LAMPはLinux(L)、Apache(A)、MySQL/MariaDB(M)、PHP/Python/Perl(P)の頭文字を並べたもので、これらは動的なWebサイトを構築するのに適したソフトウェアとしてLAMPという言葉で表しています。

WordPressはこの環境下で動作する代表的なソフトウェアで「P」のところはPHPを使います。

Linux・・・オペレーティングシステム(OS)

Apache・・・Webサーバー

MySQL/MariaDB・・・データベース

PHP/Python/Perl・・・スクリプト、プログラミング言語

一般的にはLinuxのサーバーにApache、MySQL、PHPが動作し、そこにWordPressをインストールしてWebサイトを作るのですが、ここでするのはWindows10にその環境を作ってしまおうというものです。

これはWebサイトの運用が目的ではなく、あくまでローカル環境でWordPressの学習やテストサイトの構築などを目的としています。

WSLにインストールするLinuxは機能的な制限などもありサーバーとしての運用はできません。

WindowsといえばXAMPPというソフトウェアをインストールしてLAMP環境を作ることもできます。

XAMPPは他のバージョンのWindowsでも利用できます。XAMPPについてはこちらを参照ください。

ローカル環境のアプリでWebサーバを作る Webページを作ったり、PHPでプログラミングした時の動作確認をするのに、サーバを建てたりレンタルサーバを使わず、パソコンにパーソナルWe

WSLにUbutuをインストール

最新のWindows10で標準搭載しているWindows Subsystem for Linux(WSL)にUbuntuをインストールします。

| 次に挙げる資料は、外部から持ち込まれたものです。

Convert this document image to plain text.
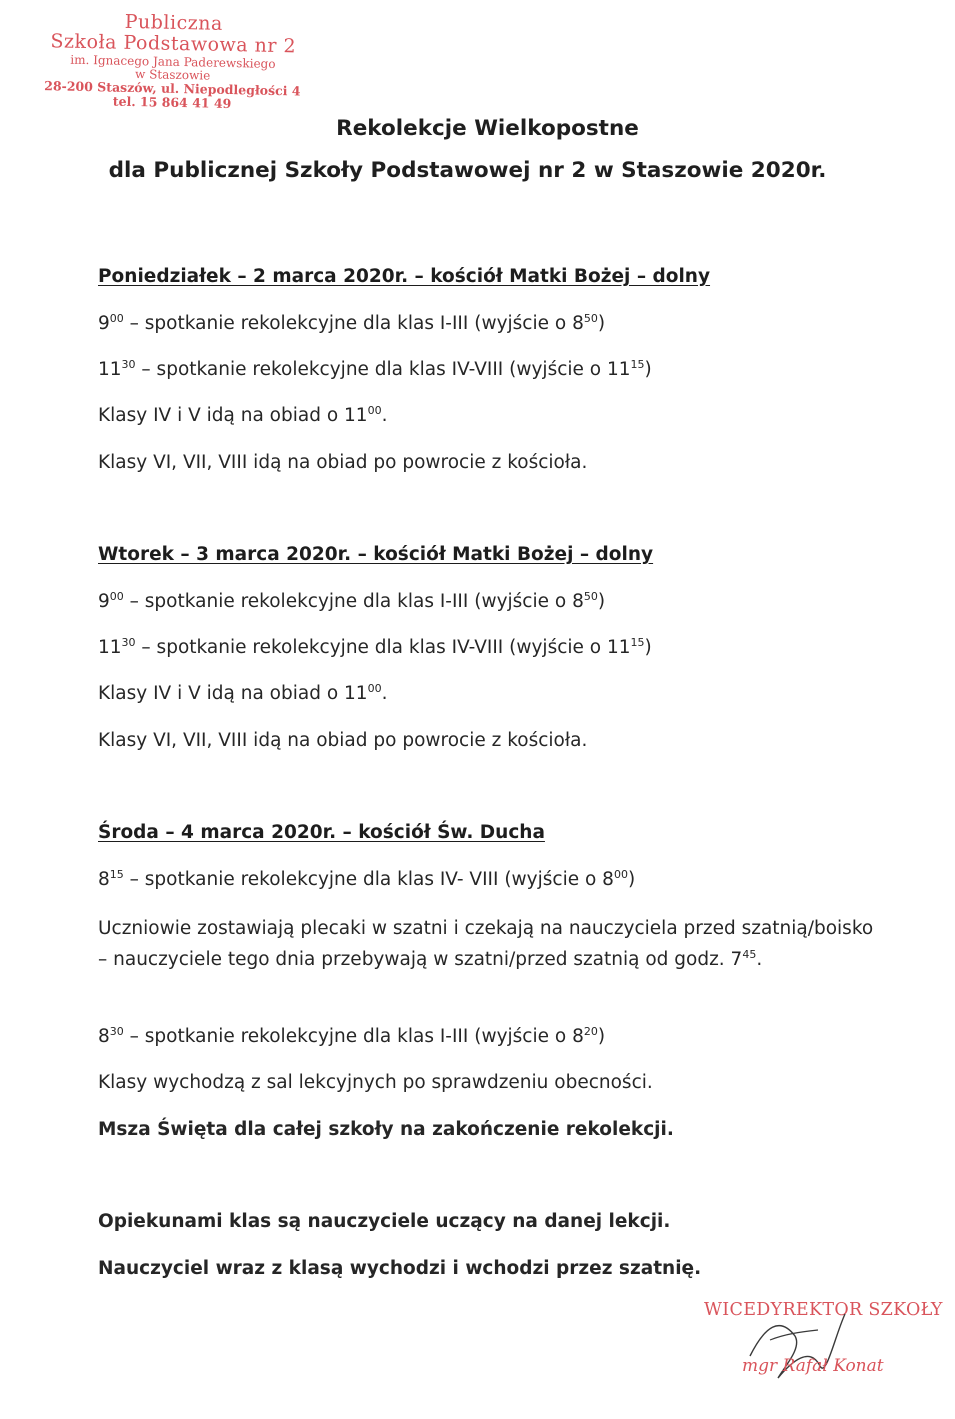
Publiczna
Szkoła Podstawowa nr 2
im. Ignacego Jana Paderewskiego
w Staszowie
28-200 Staszów, ul. Niepodległości 4
tel. 15 864 41 49
Rekolekcje Wielkopostne
dla Publicznej Szkoły Podstawowej nr 2 w Staszowie 2020r.
Poniedziałek – 2 marca 2020r. – kościół Matki Bożej – dolny
$9^{00}$ – spotkanie rekolekcyjne dla klas I-III (wyjście o $8^{50}$)
$11^{30}$ – spotkanie rekolekcyjne dla klas IV-VIII (wyjście o $11^{15}$)
Klasy IV i V idą na obiad o $11^{00}$.
Klasy VI, VII, VIII idą na obiad po powrocie z kościoła.
Wtorek – 3 marca 2020r. – kościół Matki Bożej – dolny
$9^{00}$ – spotkanie rekolekcyjne dla klas I-III (wyjście o $8^{50}$)
$11^{30}$ – spotkanie rekolekcyjne dla klas IV-VIII (wyjście o $11^{15}$)
Klasy IV i V idą na obiad o $11^{00}$.
Klasy VI, VII, VIII idą na obiad po powrocie z kościoła.
Środa – 4 marca 2020r. – kościół Św. Ducha
$8^{15}$ – spotkanie rekolekcyjne dla klas IV- VIII (wyjście o $8^{00}$)
Uczniowie zostawiają plecaki w szatni i czekają na nauczyciela przed szatnią/boisko – nauczyciele tego dnia przebywają w szatni/przed szatnią od godz. $7^{45}$.
$8^{30}$ – spotkanie rekolekcyjne dla klas I-III (wyjście o $8^{20}$)
Klasy wychodzą z sal lekcyjnych po sprawdzeniu obecności.
Msza Święta dla całej szkoły na zakończenie rekolekcji.
Opiekunami klas są nauczyciele uczący na danej lekcji.
Nauczyciel wraz z klasą wychodzi i wchodzi przez szatnię.
WICEDYREKTOR SZKOŁY
mgr Rafał Konat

Ubuntuは一般的に多く使われているDebian系のLinuxディストリビューションです。

WSLでインストールするUbuntuは18.04です。

まずは以下の手順でWSLを有効にします。

Windowsメニュー右にある検索窓から”con”と入力してコントロールパネルを検索し起動します。

コントロールパネルにある「プログラムと機能」をクリックします。

画面左の「Windowsの機能の有効化または無効化」をクリックします。

画面のリストにあるWindows Subsystem for Linuxのチェックボックスをオンにします。

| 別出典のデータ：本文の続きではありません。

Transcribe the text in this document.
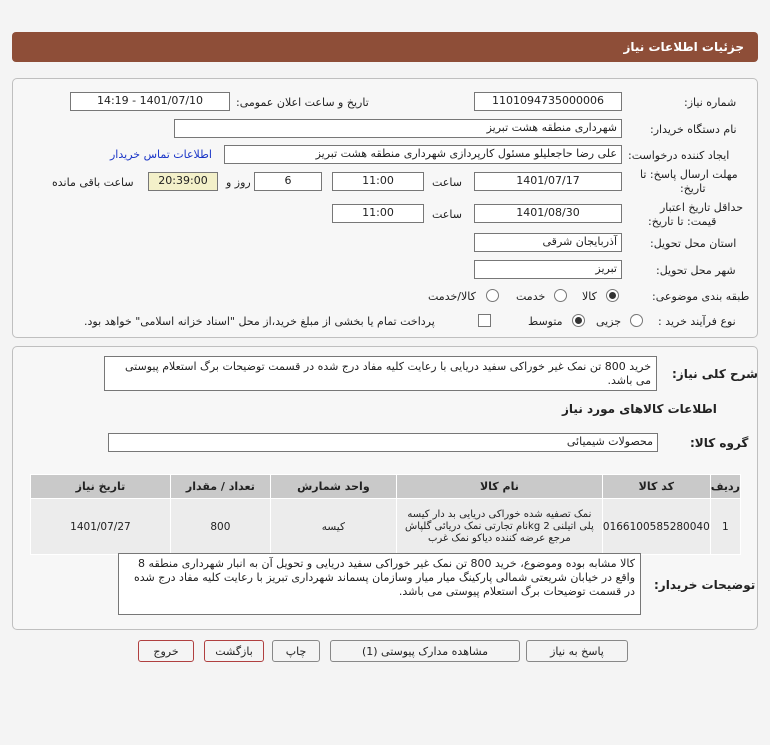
جزئیات اطلاعات نیاز
شماره نیاز:
1101094735000006
تاریخ و ساعت اعلان عمومی:
1401/07/10 - 14:19
نام دستگاه خریدار:
شهرداری منطقه هشت تبریز
ایجاد کننده درخواست:
علی رضا حاجعلیلو مسئول کارپردازی شهرداری منطقه هشت تبریز
اطلاعات تماس خریدار
مهلت ارسال پاسخ: تا
تاریخ:
1401/07/17
ساعت
11:00
6
روز و
20:39:00
ساعت باقی مانده
حداقل تاریخ اعتبار
قیمت: تا تاریخ:
1401/08/30
ساعت
11:00
استان محل تحویل:
آذربایجان شرقی
شهر محل تحویل:
تبریز
طبقه بندی موضوعی:
کالا
خدمت
کالا/خدمت
نوع فرآیند خرید :
جزیی
متوسط
پرداخت تمام یا بخشی از مبلغ خرید،از محل "اسناد خزانه اسلامی" خواهد بود.
شرح کلی نیاز:
خرید 800 تن نمک غیر خوراکی سفید دریایی با رعایت کلیه مفاد درج شده در قسمت توضیحات برگ استعلام پیوستی می باشد.
اطلاعات کالاهای مورد نیاز
گروه کالا:
محصولات شیمیائی
ردیف	کد کالا	نام کالا	واحد شمارش	تعداد / مقدار	تاریخ نیاز
1	0166100585280040	نمک تصفیه شده خوراکی دریایی بد دار کیسه پلی اتیلنی 2 kgنام تجارتی نمک دریائی گلپاش مرجع عرضه کننده دیاکو نمک غرب	کیسه	800	1401/07/27
توضیحات خریدار:
کالا مشابه بوده وموضوع، خرید 800 تن نمک غیر خوراکی سفید دریایی و تحویل آن به انبار شهرداری منطقه 8 واقع در خیابان شریعتی شمالی پارکینگ میار میار وسازمان پسماند شهرداری تبریز با رعایت کلیه مفاد درج شده در قسمت توضیحات برگ استعلام پیوستی می باشد.
پاسخ به نیاز
مشاهده مدارک پیوستی (1)
چاپ
بازگشت
خروج
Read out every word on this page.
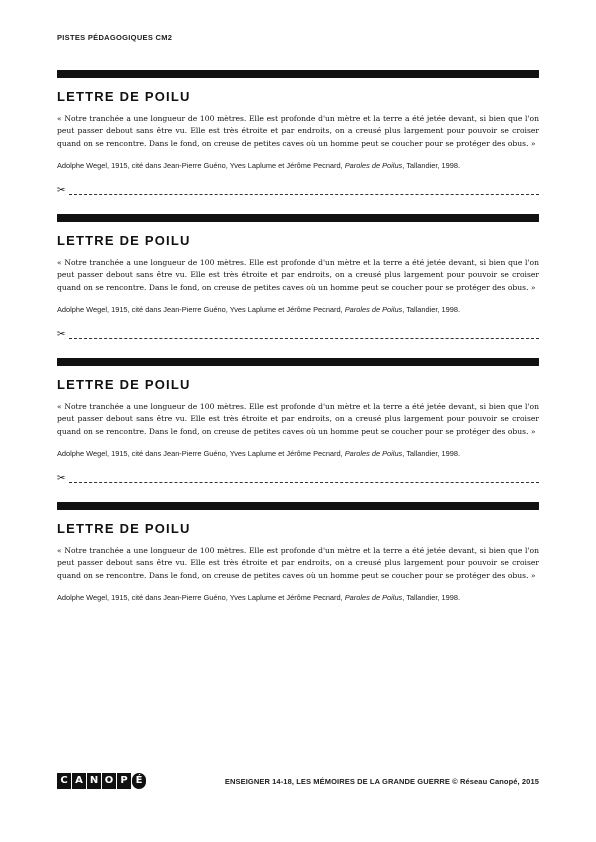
PISTES PÉDAGOGIQUES CM2
LETTRE DE POILU
« Notre tranchée a une longueur de 100 mètres. Elle est profonde d'un mètre et la terre a été jetée devant, si bien que l'on peut passer debout sans être vu. Elle est très étroite et par endroits, on a creusé plus largement pour pouvoir se croiser quand on se rencontre. Dans le fond, on creuse de petites caves où un homme peut se coucher pour se protéger des obus. »
Adolphe Wegel, 1915, cité dans Jean-Pierre Guéno, Yves Laplume et Jérôme Pecnard, Paroles de Poilus, Tallandier, 1998.
✂
LETTRE DE POILU
« Notre tranchée a une longueur de 100 mètres. Elle est profonde d'un mètre et la terre a été jetée devant, si bien que l'on peut passer debout sans être vu. Elle est très étroite et par endroits, on a creusé plus largement pour pouvoir se croiser quand on se rencontre. Dans le fond, on creuse de petites caves où un homme peut se coucher pour se protéger des obus. »
Adolphe Wegel, 1915, cité dans Jean-Pierre Guéno, Yves Laplume et Jérôme Pecnard, Paroles de Poilus, Tallandier, 1998.
✂
LETTRE DE POILU
« Notre tranchée a une longueur de 100 mètres. Elle est profonde d'un mètre et la terre a été jetée devant, si bien que l'on peut passer debout sans être vu. Elle est très étroite et par endroits, on a creusé plus largement pour pouvoir se croiser quand on se rencontre. Dans le fond, on creuse de petites caves où un homme peut se coucher pour se protéger des obus. »
Adolphe Wegel, 1915, cité dans Jean-Pierre Guéno, Yves Laplume et Jérôme Pecnard, Paroles de Poilus, Tallandier, 1998.
✂
LETTRE DE POILU
« Notre tranchée a une longueur de 100 mètres. Elle est profonde d'un mètre et la terre a été jetée devant, si bien que l'on peut passer debout sans être vu. Elle est très étroite et par endroits, on a creusé plus largement pour pouvoir se croiser quand on se rencontre. Dans le fond, on creuse de petites caves où un homme peut se coucher pour se protéger des obus. »
Adolphe Wegel, 1915, cité dans Jean-Pierre Guéno, Yves Laplume et Jérôme Pecnard, Paroles de Poilus, Tallandier, 1998.
C A N O P É	ENSEIGNER 14-18, LES MÉMOIRES DE LA GRANDE GUERRE © Réseau Canopé, 2015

OKを押して更新作業後にWindowsを再起動するとWSLが有効になります。

次にUbuntuをインストールします。

UbuntuはMicrosoft Storeからダウンロード/インストールします。

WindowsメニューからMicrosoft Storeを起動しUbuntuを検索してください。

Ubuntuが表示されたら入手ボタンを押してダウンロード/インストールします。

Microsoft Store経由なのでダウンロードとインストールは同時にされます。

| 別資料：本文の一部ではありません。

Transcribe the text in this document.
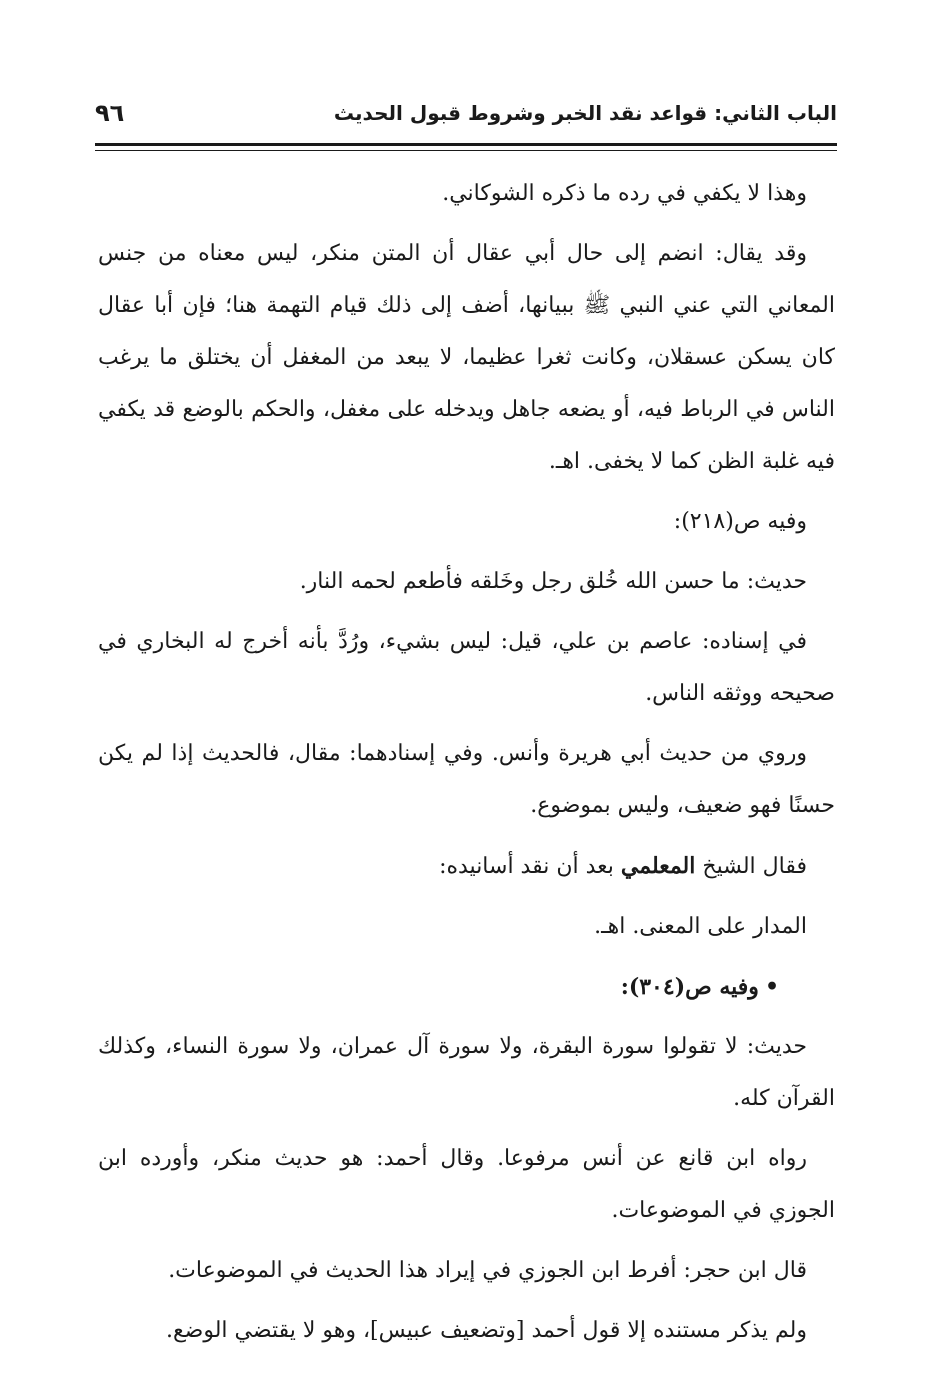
الباب الثاني: قواعد نقد الخبر وشروط قبول الحديث
٩٦

وهذا لا يكفي في رده ما ذكره الشوكاني.

وقد يقال: انضم إلى حال أبي عقال أن المتن منكر، ليس معناه من جنس المعاني التي عني النبي ﷺ ببيانها، أضف إلى ذلك قيام التهمة هنا؛ فإن أبا عقال كان يسكن عسقلان، وكانت ثغرا عظيما، لا يبعد من المغفل أن يختلق ما يرغب الناس في الرباط فيه، أو يضعه جاهل ويدخله على مغفل، والحكم بالوضع قد يكفي فيه غلبة الظن كما لا يخفى. اهـ.

وفيه ص(٢١٨):

حديث: ما حسن الله خُلق رجل وخَلقه فأطعم لحمه النار.

في إسناده: عاصم بن علي، قيل: ليس بشيء، ورُدَّ بأنه أخرج له البخاري في صحيحه ووثقه الناس.

وروي من حديث أبي هريرة وأنس. وفي إسنادهما: مقال، فالحديث إذا لم يكن حسنًا فهو ضعيف، وليس بموضوع.

فقال الشيخ المعلمي بعد أن نقد أسانيده:

المدار على المعنى. اهـ.

•وفيه ص(٣٠٤):

حديث: لا تقولوا سورة البقرة، ولا سورة آل عمران، ولا سورة النساء، وكذلك القرآن كله.

رواه ابن قانع عن أنس مرفوعا. وقال أحمد: هو حديث منكر، وأورده ابن الجوزي في الموضوعات.

قال ابن حجر: أفرط ابن الجوزي في إيراد هذا الحديث في الموضوعات.

ولم يذكر مستنده إلا قول أحمد [وتضعيف عبيس]، وهو لا يقتضي الوضع.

ダウンロードが完了するとWindowsメニューの一覧にUbuntuが表示されるので選択して起動します。

起動するとターミナルのようなCLIのコンソールが表示されます。

そこでユーザー名とパスワードの設定を求められるのでこれらを入力するとUbuntuが使えるようになります。

Ubuntuをアップデートする

Ubuntuのインストールができたら以下のコマンドを入力して最新の状態にします。

$ sudo apt update
$ sudo apt upgrade

Apacheをインストールする

Apacheは世界中で最もポピュラーなWebサーバーです。

Apacheに関する様々な情報がインターネットを検索すると見つかります。

何かあったときにはきっと何か情報が見つかるでしょう。

そんなApacheは以下のコマンドでインストールします。

$ sudo apt install apache2

実行後xxMBのディスクスペースが消費されることを確認してくるので問題なければ”y”を入力してください。バージョンは2.4がインストールされます。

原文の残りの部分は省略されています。